February 14, 2013
This article was published more than 2 years ago.
Est. Reading Time: 3 minutes

By: Rachelle Zalter


It comes every year. There is no hiding from it. It is good to some and rough to others. It’s not Santa Claus. It’s not Boxing Day. It is not the dreaded phone call from your foreign relatives in the Middle East (or is that just me?).

It is Valentine’s Day.

But is this really the way we should look at a single date on the calendar? What makes February 14th vary from all the other days of the year? Why is it that eating excessive amounts of comfort food, watching movies for self-pity and sulking over failed relationships has become a national event for thousands of single people?

“Forever alone.” I’ll admit, even I have used that phrase once or twice. But we have no idea where our life is going to lead us. I may end up living in an apartment with 14 cats and an imaginary friend.

I have faith, however, that this will not be the case. On Valentine’s Day, it is extra important to remember that being single is not the end of the world. In fact, unless Valentine’s Day happens to fall on the apocalypse – extremely unlikely – it is probable that just because you are single now does not mean you’ll be forever alone.

When I went around to ask people what their thoughts were on Valentine’s Day, I was pleased to see that the opinions were diverse. To many couples, this holiday means rekindling the connection with a loved one. To some singles, it is a time to celebrate with friends. To others, it is a day devoted to loving yourself. And to the rest, put simply, it is just a day.

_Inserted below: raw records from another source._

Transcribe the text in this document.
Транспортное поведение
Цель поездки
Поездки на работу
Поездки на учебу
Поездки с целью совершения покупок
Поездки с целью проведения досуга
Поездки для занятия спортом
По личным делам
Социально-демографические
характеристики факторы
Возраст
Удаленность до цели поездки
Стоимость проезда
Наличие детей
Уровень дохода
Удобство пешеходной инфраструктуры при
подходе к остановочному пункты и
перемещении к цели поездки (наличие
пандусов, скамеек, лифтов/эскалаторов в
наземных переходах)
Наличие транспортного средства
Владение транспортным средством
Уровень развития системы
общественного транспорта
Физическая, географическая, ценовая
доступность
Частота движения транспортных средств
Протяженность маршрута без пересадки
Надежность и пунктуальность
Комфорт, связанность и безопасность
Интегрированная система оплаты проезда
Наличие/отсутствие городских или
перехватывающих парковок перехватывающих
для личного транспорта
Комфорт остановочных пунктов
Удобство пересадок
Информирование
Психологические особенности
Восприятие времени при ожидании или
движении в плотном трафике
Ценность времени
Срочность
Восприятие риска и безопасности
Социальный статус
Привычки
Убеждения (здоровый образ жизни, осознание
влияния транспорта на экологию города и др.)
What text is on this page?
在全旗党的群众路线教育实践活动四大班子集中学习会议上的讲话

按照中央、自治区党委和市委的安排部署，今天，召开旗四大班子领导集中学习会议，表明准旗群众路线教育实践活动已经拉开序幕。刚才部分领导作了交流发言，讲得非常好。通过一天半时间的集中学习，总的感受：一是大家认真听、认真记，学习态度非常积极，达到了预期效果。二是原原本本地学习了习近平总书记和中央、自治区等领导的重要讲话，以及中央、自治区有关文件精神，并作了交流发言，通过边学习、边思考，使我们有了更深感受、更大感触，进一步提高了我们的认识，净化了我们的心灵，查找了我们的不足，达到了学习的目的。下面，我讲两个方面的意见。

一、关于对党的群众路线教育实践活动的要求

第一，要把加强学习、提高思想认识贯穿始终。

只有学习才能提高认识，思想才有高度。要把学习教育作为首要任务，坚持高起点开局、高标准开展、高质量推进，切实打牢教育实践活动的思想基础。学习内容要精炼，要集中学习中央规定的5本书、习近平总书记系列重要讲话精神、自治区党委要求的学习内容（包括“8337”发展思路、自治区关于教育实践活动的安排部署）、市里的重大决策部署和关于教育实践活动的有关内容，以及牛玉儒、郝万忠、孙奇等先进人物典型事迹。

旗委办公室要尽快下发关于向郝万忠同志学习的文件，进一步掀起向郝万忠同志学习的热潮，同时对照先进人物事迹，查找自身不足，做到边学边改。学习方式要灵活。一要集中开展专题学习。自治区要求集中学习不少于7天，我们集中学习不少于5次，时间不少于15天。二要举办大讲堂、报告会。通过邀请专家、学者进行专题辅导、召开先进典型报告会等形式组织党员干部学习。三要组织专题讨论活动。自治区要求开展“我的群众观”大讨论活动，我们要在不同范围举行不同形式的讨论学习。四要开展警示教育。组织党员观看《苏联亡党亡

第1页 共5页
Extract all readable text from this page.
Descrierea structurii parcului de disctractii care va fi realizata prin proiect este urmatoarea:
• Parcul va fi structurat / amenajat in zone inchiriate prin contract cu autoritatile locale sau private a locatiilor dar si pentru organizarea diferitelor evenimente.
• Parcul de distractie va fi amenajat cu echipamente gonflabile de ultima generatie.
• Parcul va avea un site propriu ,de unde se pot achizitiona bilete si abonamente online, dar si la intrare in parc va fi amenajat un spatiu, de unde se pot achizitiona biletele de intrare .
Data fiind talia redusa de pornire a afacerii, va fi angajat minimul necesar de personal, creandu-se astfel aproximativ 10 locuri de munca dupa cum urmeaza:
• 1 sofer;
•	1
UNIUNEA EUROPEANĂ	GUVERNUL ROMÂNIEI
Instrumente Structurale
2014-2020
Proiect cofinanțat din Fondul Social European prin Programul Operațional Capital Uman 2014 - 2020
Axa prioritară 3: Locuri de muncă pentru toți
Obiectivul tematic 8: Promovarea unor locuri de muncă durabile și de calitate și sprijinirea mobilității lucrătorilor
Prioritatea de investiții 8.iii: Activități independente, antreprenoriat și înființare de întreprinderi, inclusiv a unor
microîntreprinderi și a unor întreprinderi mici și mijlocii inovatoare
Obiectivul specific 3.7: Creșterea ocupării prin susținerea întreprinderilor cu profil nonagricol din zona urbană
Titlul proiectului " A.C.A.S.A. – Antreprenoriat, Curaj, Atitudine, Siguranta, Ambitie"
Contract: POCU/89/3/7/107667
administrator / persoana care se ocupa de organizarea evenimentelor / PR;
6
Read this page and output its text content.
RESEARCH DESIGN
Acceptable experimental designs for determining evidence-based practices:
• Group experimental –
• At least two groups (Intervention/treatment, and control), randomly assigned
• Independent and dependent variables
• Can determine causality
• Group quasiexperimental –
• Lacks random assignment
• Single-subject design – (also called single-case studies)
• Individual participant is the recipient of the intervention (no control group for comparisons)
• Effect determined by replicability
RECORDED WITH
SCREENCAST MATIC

Lori, a fourth-year Arts and Science student, has warm feelings for the holiday. “It is a universal day of love,” she says. “It’s always nice to have an excuse to tell the people in your life that you love them.”

Others do not hold this view on the holiday.

“It may have begun with the intentions to be romantic, but it has become another means of marketing,” says an anonymous student. “If couples are going to be cute together, they should do so every day.”

But it is not always about partaking in romance. In some cases, people enjoy the holiday for atypical reasons. “I think it’s a great day,” Kirstin, another student, admits. “It’s an excuse to eat chocolate and not feel guilty.”

An especially unique response was from Hans, a first-year Humanities student. He was overly excited to celebrate this year.

“I have big plans for Valentine’s Day,” he says. He went on to explain a number of playful pranks that he has been planning. Hans’ favourite, he tells me, is conducting a fake blind date, which consists of him sitting in on a stranger’s meal and pretending that she is the girl he was set up to spend a Valentine’s dinner with. I can only imagine the utter confusion of this poor girl.

A third-year student, Andrew, mentioned a similar outlook. “I want to bring light to the holiday,” he says, “It doesn’t have to be so extreme. There’s more to the day than either being happy with someone or depressed by yourself.”

And this was definitely a shared opinion. A comment that stood out to me was from Vanessa, a second-year, who believed there was much more to worry about than being single on Valentine’s Day.

“It is important to remember that there are people without moms on Mother’s Day and dads on Father’s Day. It could be worse. You can love your friends on Valentine’s Day. You can love yourself.”

The various opinions of this holiday lead to a simple conclusion. Valentine’s Day is what you make of it. If you pronounce yourself forever alone, that is your prerogative. But you can also choose to do something with the 24 hours. It can be a day to love your partner, your family, your friends or yourself. And if you’re feeling extra daring, you can stretch it beyond 24 hours.

After all, if Valentine’s Day is what you make of it, what about life?